Tidak disebutkan nama pelaku, namun menurut sumber AFP dia berusia 45 tahun dan bekerja sebagai staf IT di departemen intelijen. Pelaku baru masuk Islam 18 bulan yang lalu, kata sumber.
Pelaku Penikaman di Kantor Polisi Paris Tuli dan Pendiam (91437)

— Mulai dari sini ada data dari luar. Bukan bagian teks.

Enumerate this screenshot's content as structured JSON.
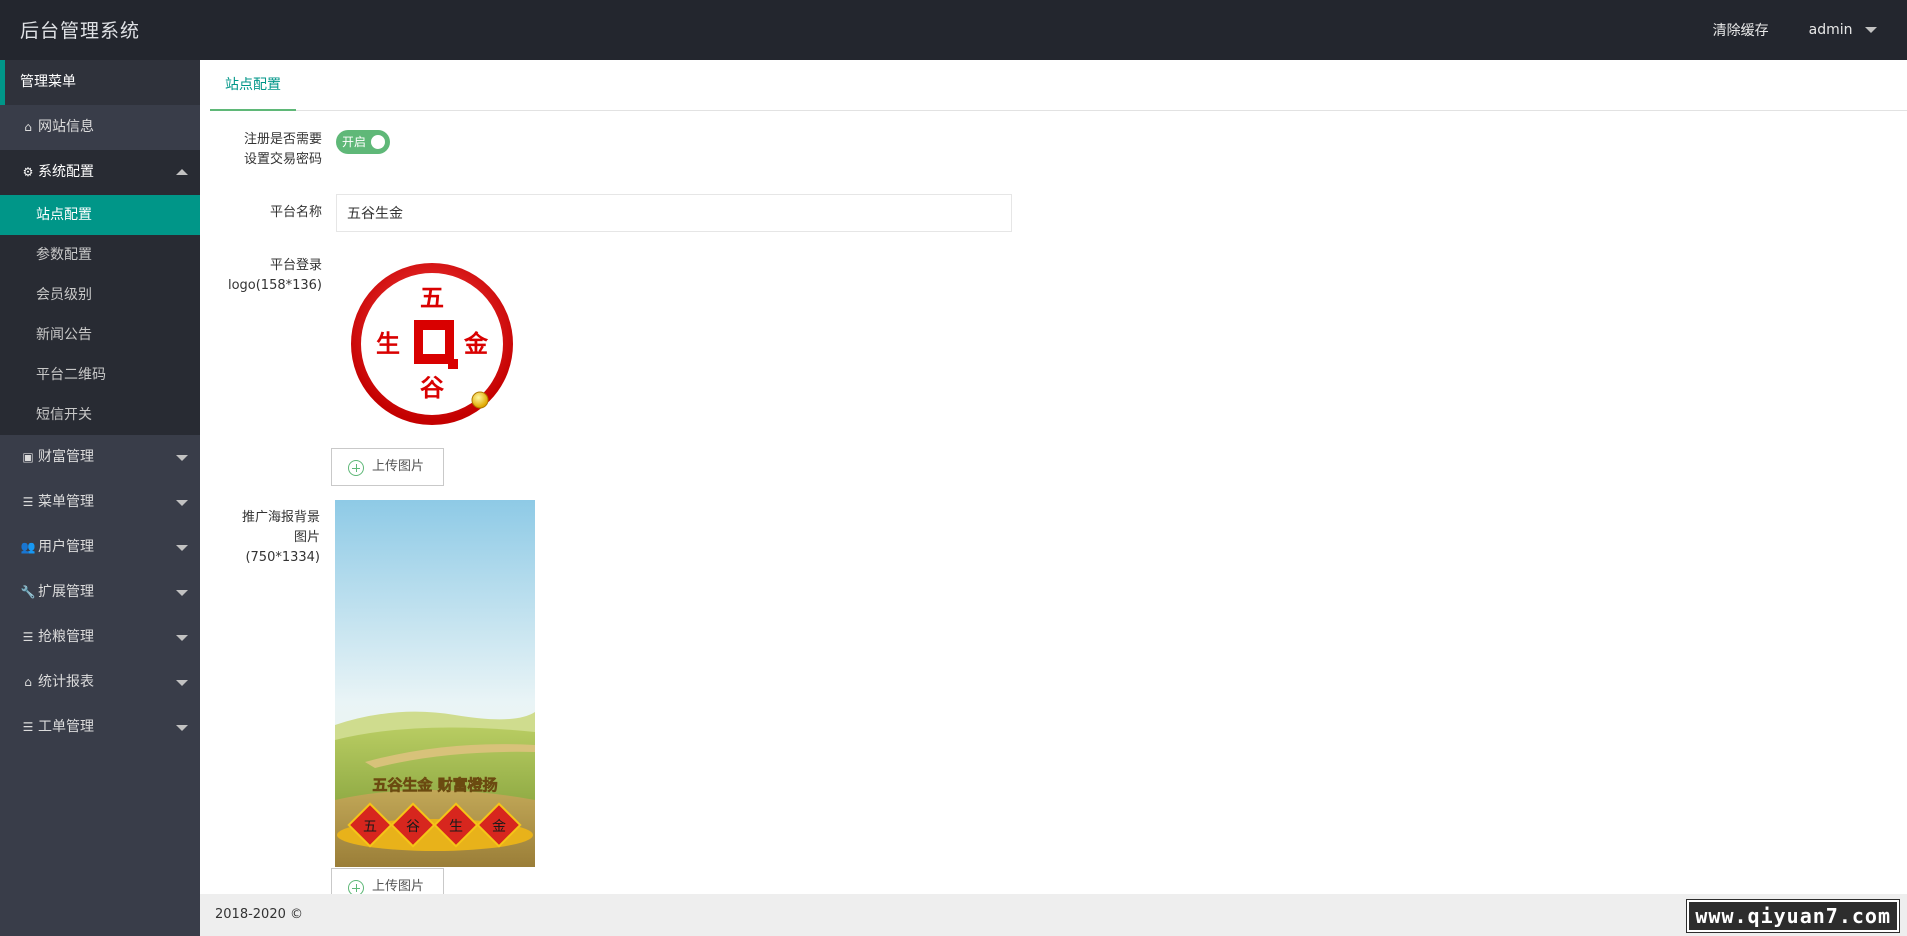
{
  "header": {
    "title": "后台管理系统",
    "clear_cache": "清除缓存",
    "user": "admin"
  },
  "sidebar": {
    "menu_title": "管理菜单",
    "items": [
      {
        "label": "网站信息",
        "icon": "home-icon"
      },
      {
        "label": "系统配置",
        "icon": "gears-icon"
      },
      {
        "label": "财富管理",
        "icon": "money-icon"
      },
      {
        "label": "菜单管理",
        "icon": "bars-icon"
      },
      {
        "label": "用户管理",
        "icon": "users-icon"
      },
      {
        "label": "扩展管理",
        "icon": "wrench-icon"
      },
      {
        "label": "抢粮管理",
        "icon": "bars-icon"
      },
      {
        "label": "统计报表",
        "icon": "home-icon"
      },
      {
        "label": "工单管理",
        "icon": "bars-icon"
      }
    ],
    "submenu": [
      "站点配置",
      "参数配置",
      "会员级别",
      "新闻公告",
      "平台二维码",
      "短信开关"
    ]
  },
  "tabs": [
    "站点配置"
  ],
  "form": {
    "register_pwd_label_1": "注册是否需要",
    "register_pwd_label_2": "设置交易密码",
    "switch_text": "开启",
    "platform_name_label": "平台名称",
    "platform_name_value": "五谷生金",
    "login_logo_label_1": "平台登录",
    "login_logo_label_2": "logo(158*136)",
    "logo_chars": {
      "top": "五",
      "left": "生",
      "right": "金",
      "bottom": "谷"
    },
    "upload_label": "上传图片",
    "poster_label_1": "推广海报背景",
    "poster_label_2": "图片",
    "poster_label_3": "(750*1334)",
    "poster_slogan": "五谷生金  财富橙扬",
    "poster_tiles": [
      "五",
      "谷",
      "生",
      "金"
    ]
  },
  "footer": {
    "copyright": "2018-2020 ©"
  },
  "watermark": "www.qiyuan7.com",
  "colors": {
    "header_bg": "#23262e",
    "sidebar_bg": "#393d49",
    "accent": "#009688",
    "switch_on": "#5fb878"
  }
}
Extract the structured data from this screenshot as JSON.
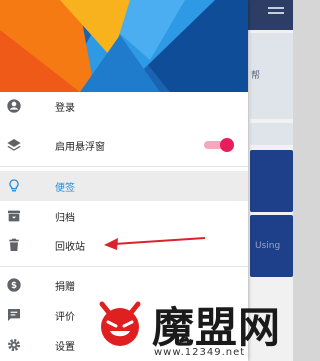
{
  "background": {
    "fragment_top": "帮",
    "fragment_mid": "Using"
  },
  "drawer": {
    "items": [
      {
        "label": "登录",
        "icon": "account-circle-icon"
      },
      {
        "label": "启用悬浮窗",
        "icon": "layers-icon",
        "toggle_on": true
      },
      {
        "label": "便签",
        "icon": "lightbulb-icon",
        "selected": true
      },
      {
        "label": "归档",
        "icon": "archive-icon"
      },
      {
        "label": "回收站",
        "icon": "trash-icon"
      },
      {
        "label": "捐赠",
        "icon": "dollar-icon"
      },
      {
        "label": "评价",
        "icon": "feedback-icon"
      },
      {
        "label": "设置",
        "icon": "gear-icon"
      }
    ]
  },
  "colors": {
    "accent": "#e61e5c",
    "selected_text": "#2e8ed6",
    "annotation_arrow": "#d9232e"
  },
  "watermark": {
    "title": "魔盟网",
    "url": "www.12349.net"
  }
}
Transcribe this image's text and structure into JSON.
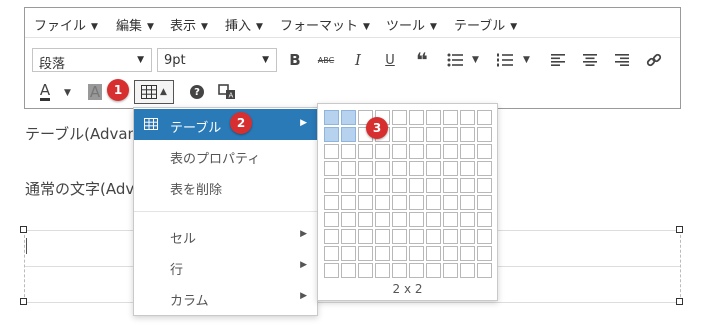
{
  "menubar": {
    "items": [
      {
        "label": "ファイル"
      },
      {
        "label": "編集"
      },
      {
        "label": "表示"
      },
      {
        "label": "挿入"
      },
      {
        "label": "フォーマット"
      },
      {
        "label": "ツール"
      },
      {
        "label": "テーブル"
      }
    ]
  },
  "toolbar": {
    "format_select": "段落",
    "size_select": "9pt",
    "bold": "B",
    "strike": "ABC",
    "italic": "I",
    "underline": "U",
    "quote": "❝",
    "text_color": "A",
    "bg_color": "A",
    "help": "?"
  },
  "content": {
    "line1": "テーブル(Advan",
    "line2": "通常の文字(Adv"
  },
  "dropdown": {
    "items": [
      {
        "label": "テーブル",
        "has_submenu": true,
        "active": true
      },
      {
        "label": "表のプロパティ",
        "has_submenu": false
      },
      {
        "label": "表を削除",
        "has_submenu": false
      },
      {
        "label": "セル",
        "has_submenu": true
      },
      {
        "label": "行",
        "has_submenu": true
      },
      {
        "label": "カラム",
        "has_submenu": true
      }
    ]
  },
  "grid_picker": {
    "rows": 10,
    "cols": 10,
    "selected_rows": 2,
    "selected_cols": 2,
    "size_label": "2 x 2"
  },
  "markers": [
    "1",
    "2",
    "3"
  ],
  "colors": {
    "accent": "#2a7ab8",
    "marker": "#d72f2f",
    "grid_selected": "#b6d2ef"
  }
}
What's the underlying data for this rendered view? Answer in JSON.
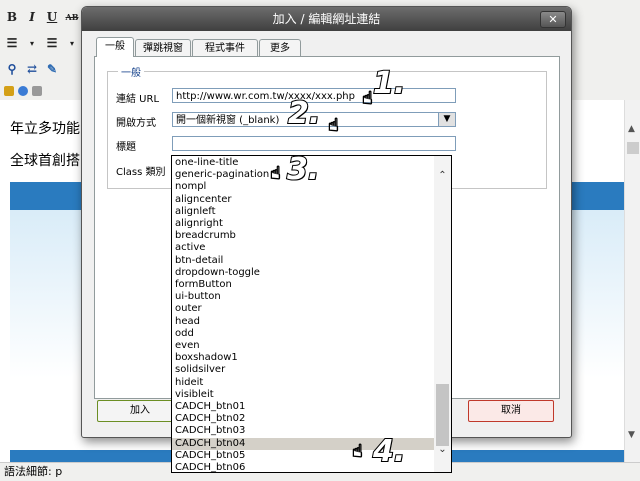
{
  "toolbar": {
    "bold": "B",
    "italic": "I",
    "underline": "U",
    "strike": "AB"
  },
  "editor": {
    "line1": "年立多功能",
    "line2": "全球首創搭"
  },
  "status_bar": {
    "text": "語法細節: p"
  },
  "dialog": {
    "title": "加入 / 編輯網址連結",
    "close_label": "✕",
    "tabs": [
      {
        "label": "一般",
        "active": true
      },
      {
        "label": "彈跳視窗",
        "active": false
      },
      {
        "label": "程式事件",
        "active": false
      },
      {
        "label": "更多",
        "active": false
      }
    ],
    "group_legend": "一般",
    "url_label": "連結 URL",
    "url_value": "http://www.wr.com.tw/xxxx/xxx.php",
    "target_label": "開啟方式",
    "target_value": "開一個新視窗 (_blank)",
    "title_label": "標題",
    "title_value": "",
    "class_label": "Class 類別",
    "insert_button": "加入",
    "cancel_button": "取消"
  },
  "class_list": {
    "items": [
      "one-line-title",
      "generic-pagination",
      "nompl",
      "aligncenter",
      "alignleft",
      "alignright",
      "breadcrumb",
      "active",
      "btn-detail",
      "dropdown-toggle",
      "formButton",
      "ui-button",
      "outer",
      "head",
      "odd",
      "even",
      "boxshadow1",
      "solidsilver",
      "hideit",
      "visibleit",
      "CADCH_btn01",
      "CADCH_btn02",
      "CADCH_btn03",
      "CADCH_btn04",
      "CADCH_btn05",
      "CADCH_btn06"
    ],
    "highlighted": "CADCH_btn04"
  },
  "annotations": {
    "step1": "1.",
    "step2": "2.",
    "step3": "3.",
    "step4": "4."
  },
  "colors": {
    "dialog_title_bg": "#4a4a4a",
    "banner_blue": "#2a7bbf",
    "highlight": "#d4d0c8",
    "cancel_button_border": "#c0392b",
    "insert_button_border": "#6b8e23"
  }
}
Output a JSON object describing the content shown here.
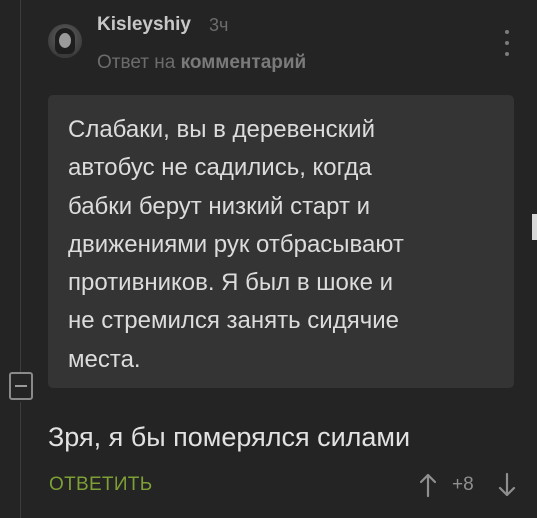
{
  "comment": {
    "author": "Kisleyshiy",
    "time": "3ч",
    "reply_prefix": "Ответ на",
    "reply_link": "комментарий",
    "quote_lines": [
      "Слабаки, вы в деревенский",
      "автобус не садились, когда",
      "бабки берут низкий старт и",
      "движениями рук отбрасывают",
      "противников. Я был в шоке и",
      "не стремился занять сидячие",
      "места."
    ],
    "text": "Зря, я бы померялся силами",
    "reply_button": "ОТВЕТИТЬ",
    "rating": "+8"
  },
  "colors": {
    "background": "#242424",
    "quote_background": "#343434",
    "reply_button": "#7d9f35"
  },
  "icons": {
    "avatar": "user-avatar",
    "more": "vertical-dots-icon",
    "collapse": "minus-square-icon",
    "upvote": "arrow-up-icon",
    "downvote": "arrow-down-icon"
  }
}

Polisi Prancis mengamankan area di depan markas besar Kepolisian Paris di Paris, Prancis, Kamis (3/10/2019). Foto: REUTERS/Philippe Wojazer
Dia membunuh tiga polisi pria dan seorang polisi wanita dengan pisau dapur sebelum ditembak kepalanya oleh aparat. Satu korban lainnya saat ini dalam kondisi kritis. Peristiwa ini memicu kepanikan di kantor polisi dan lingkungan sekitarnya. Stasiun kereta bawah tanah dan katedral Notre Dame terpaksa ditutup demi keamanan.
ADVERTISEMENT
Menurut sumber, pelaku lahir di Martinique, wilayah Prancis di Karibia. Dia telah bekerja di kantor polisi sejak 2003. Pelaku diketahui menderita penyakit tuli.
Polisi telah memeriksa kediamannya di Gonesse, utara Paris, dan membawa istri pelaku untuk diinterogasi. Pelaku memiliki dua anak berusia 9 dan 3 tahun.
Pelaku Penikaman di Kantor Polisi Paris Tuli dan Pendiam (91438)
Polisi Prancis mengamankan area di depan markas besar Kepolisian Paris di Paris, Prancis, Kamis (3/10/2019). Foto: REUTERS/Philippe Wojazer
Berdasarkan penyelidikan, Castaner mengatakan pelaku tidak menunjukkan perilaku yang aneh selama bekerja. Tetangga pelaku juga mengatakan demikian. Menurut mereka, tidak ada kecenderungan radikalisme dari pelaku setelah masuk Islam.
"Dia orang yang pendiam. Saya sering melihat dia ke masjid, tapi dia mempraktikkan (agamanya) dengan normal," kata seorang tetangga yang menolak disebut namanya kepada AFP.
Hingga saat ini motif tindakan pelaku masih ditelusuri oleh aparat.